22/08/2026

ESTA É A EDUCAÇÃO QUE ESTÃO IMPLANTANDO NO BRASIL

Polícia investiga ranking sexual de alunas em universidade de SP

Um ranking contendo fotos de alunas e avaliações depreciativas de conteúdo sexual circulou em grupos privados de estudantes da Universidade do Oeste Paulista (Unoeste), em Presidente Prudente, no interior de São Paulo. O material foi distribuído em um grupo privado de aplicativo de mensagens, mas acabou vazando até para pessoas de fora do círculo estudantil. A Polícia Civil já identificou cinco suspeitos.

A Unoeste informou que recebeu somente nesta quinta-feira (20) a denúncia sobre a criação e a circulação de conteúdo com a exposição das acadêmicas.

— Desde que tomou conhecimento do caso, a apuração foi iniciada imediatamente e está sendo conduzida com prioridade e rigor. Identificadas as responsabilidades individuais, serão aplicadas as sanções previstas nas normas institucionais — disse, em nota (veja mais abaixo).
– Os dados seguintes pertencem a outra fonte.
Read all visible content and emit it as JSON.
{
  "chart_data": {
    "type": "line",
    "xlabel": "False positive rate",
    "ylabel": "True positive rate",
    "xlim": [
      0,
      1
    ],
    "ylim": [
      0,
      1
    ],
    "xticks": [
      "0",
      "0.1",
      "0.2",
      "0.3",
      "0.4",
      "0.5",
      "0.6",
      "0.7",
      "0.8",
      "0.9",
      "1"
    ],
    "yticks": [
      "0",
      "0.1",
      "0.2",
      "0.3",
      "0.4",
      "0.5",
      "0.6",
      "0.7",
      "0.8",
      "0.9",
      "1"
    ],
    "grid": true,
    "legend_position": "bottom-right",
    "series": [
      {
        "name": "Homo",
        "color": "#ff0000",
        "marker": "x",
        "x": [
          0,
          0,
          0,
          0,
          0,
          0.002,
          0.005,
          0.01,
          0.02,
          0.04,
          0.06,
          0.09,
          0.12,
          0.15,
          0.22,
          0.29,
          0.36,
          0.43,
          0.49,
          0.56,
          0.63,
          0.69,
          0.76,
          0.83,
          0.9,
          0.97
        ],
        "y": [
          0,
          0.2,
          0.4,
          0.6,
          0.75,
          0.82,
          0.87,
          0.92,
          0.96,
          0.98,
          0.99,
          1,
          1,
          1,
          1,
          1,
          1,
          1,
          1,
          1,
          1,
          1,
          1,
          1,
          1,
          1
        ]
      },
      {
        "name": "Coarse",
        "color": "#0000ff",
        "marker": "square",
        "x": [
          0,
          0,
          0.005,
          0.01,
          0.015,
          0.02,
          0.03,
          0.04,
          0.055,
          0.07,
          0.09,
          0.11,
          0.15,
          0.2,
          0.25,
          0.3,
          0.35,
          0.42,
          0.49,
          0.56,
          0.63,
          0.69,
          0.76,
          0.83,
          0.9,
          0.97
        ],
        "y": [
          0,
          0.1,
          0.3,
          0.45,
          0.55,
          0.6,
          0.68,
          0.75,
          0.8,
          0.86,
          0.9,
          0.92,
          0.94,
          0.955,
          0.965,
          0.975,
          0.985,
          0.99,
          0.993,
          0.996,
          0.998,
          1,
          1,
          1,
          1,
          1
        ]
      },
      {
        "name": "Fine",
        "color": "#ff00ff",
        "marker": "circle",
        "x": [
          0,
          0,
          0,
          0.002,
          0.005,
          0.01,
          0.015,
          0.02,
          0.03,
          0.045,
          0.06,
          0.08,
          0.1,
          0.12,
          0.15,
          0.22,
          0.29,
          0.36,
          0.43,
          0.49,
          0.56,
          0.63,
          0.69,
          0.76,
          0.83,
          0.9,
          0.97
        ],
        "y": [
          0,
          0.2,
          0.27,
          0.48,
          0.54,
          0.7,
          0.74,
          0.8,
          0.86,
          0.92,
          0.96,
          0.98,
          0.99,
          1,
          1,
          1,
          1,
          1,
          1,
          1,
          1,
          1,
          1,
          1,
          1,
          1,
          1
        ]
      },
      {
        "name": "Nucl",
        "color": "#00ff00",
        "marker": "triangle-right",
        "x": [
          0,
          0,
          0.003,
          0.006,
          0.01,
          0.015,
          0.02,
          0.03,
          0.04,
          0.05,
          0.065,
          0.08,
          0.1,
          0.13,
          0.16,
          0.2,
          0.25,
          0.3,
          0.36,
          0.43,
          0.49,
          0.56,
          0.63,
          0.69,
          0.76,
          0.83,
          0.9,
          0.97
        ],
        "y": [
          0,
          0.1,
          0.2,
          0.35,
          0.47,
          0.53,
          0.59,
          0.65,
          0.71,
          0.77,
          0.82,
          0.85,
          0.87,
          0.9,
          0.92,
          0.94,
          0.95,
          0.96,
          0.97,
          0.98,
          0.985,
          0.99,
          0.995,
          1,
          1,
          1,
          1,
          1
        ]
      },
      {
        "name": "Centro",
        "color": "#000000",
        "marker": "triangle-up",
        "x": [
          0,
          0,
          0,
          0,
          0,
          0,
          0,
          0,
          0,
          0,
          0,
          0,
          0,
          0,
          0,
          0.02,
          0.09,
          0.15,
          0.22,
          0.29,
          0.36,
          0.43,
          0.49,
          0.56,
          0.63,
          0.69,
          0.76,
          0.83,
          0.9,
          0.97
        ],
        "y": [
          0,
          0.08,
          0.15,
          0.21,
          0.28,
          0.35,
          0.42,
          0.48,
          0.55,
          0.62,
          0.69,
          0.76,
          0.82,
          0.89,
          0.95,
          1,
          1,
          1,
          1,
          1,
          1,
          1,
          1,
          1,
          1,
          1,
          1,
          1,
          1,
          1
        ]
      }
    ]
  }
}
A Secretaria da Segurança Pública (SSP-SP) informou que o caso é investigado por meio de inquérito policial aberto pela Delegacia de Defesa da Mulher (DDM) de Presidente Prudente.

— Até o momento, seis vítimas foram identificadas e cinco suspeitos são investigados. Diligências estão em andamento para o esclarecimento dos fatos e responsabilização dos envolvidos — afirmou.

As fotos das estudantes foram retiradas de suas redes sociais sem autorização e reproduzidas no ranking, que foi distribuído em um grupo fechado de aplicativo de mensagens. Foram postados comentários abordando supostos atributos e desempenho sexual das alunas, acompanhados de termos depreciativos e ofensivos.

O caso chegou também ao conhecimento da Frente pela Vida das Mulheres, coletivo que atua há 10 anos na região, e motivou uma manifestação de protesto na frente do campus da Unoeste, na noite desta quinta-feira. Os manifestantes levaram faixas e cartazes.

— Fomos às ruas diante de um caso grave de objetificação e violência contra mulheres dentro do ambiente universitário. Porque criar listas, rankings e classificar mulheres a partir de um suposto “valor sexual” não é brincadeira, não é coisa de menino e não pode ser naturalizado. É expressão de uma cultura misógina que transforma mulheres em objetos e tenta fazer do ódio uma ideologia — postou o coletivo, em sua rede social.

Nesta sexta (21), a Frente voltou a se manifestar sobre o episódio.

— No ato realizado ontem tratamos com responsabilidade a gravidade das denúncias que vieram a público. Também apontamos que práticas de classificação, exposição e objetificação de mulheres não são fatos isolados: estas estão relacionadas à disseminação da cultura redpill no Oeste Paulista — declarou.

Cultura redpill é um conjunto de ideias que afirmam que os homens perderam espaço para as mulheres e precisam agir de forma estratégica para recuperar sua posição na sociedade.

— Dar nome a esse fenômeno é necessário para compreender como discursos misóginos se organizam, circulam e produzem consequências na vida das mulheres. Enfrentar essa cultura exige posicionamento das instituições e da sociedade — diz ainda o coletivo.

A Unoeste informou que, paralelamente à apuração, está acolhendo, amparando e ouvindo as acadêmicas envolvidas, com o cuidado necessário para preservar sua integridade, sua privacidade e sua dignidade.

— A Unoeste repudia qualquer forma de exposição, assédio, constrangimento ou desrespeito à dignidade de integrantes de sua comunidade acadêmica. Também reforça a importância de não compartilhar imagens, nomes ou conteúdos relacionados ao caso, pois pode ampliar a exposição e os danos às pessoas envolvidas — diz a nota.

A instituição destaca ainda que mantém canais seguros e sigilosos para o recebimento de denúncias, com possibilidade de anonimato e preservação da identidade: a Ouvidoria (no site da Unoeste) e outros canais de denúncia.

— A Unoeste seguirá adotando todas as providências necessárias para a apuração e o cuidado com as pessoas envolvidas — acrescenta.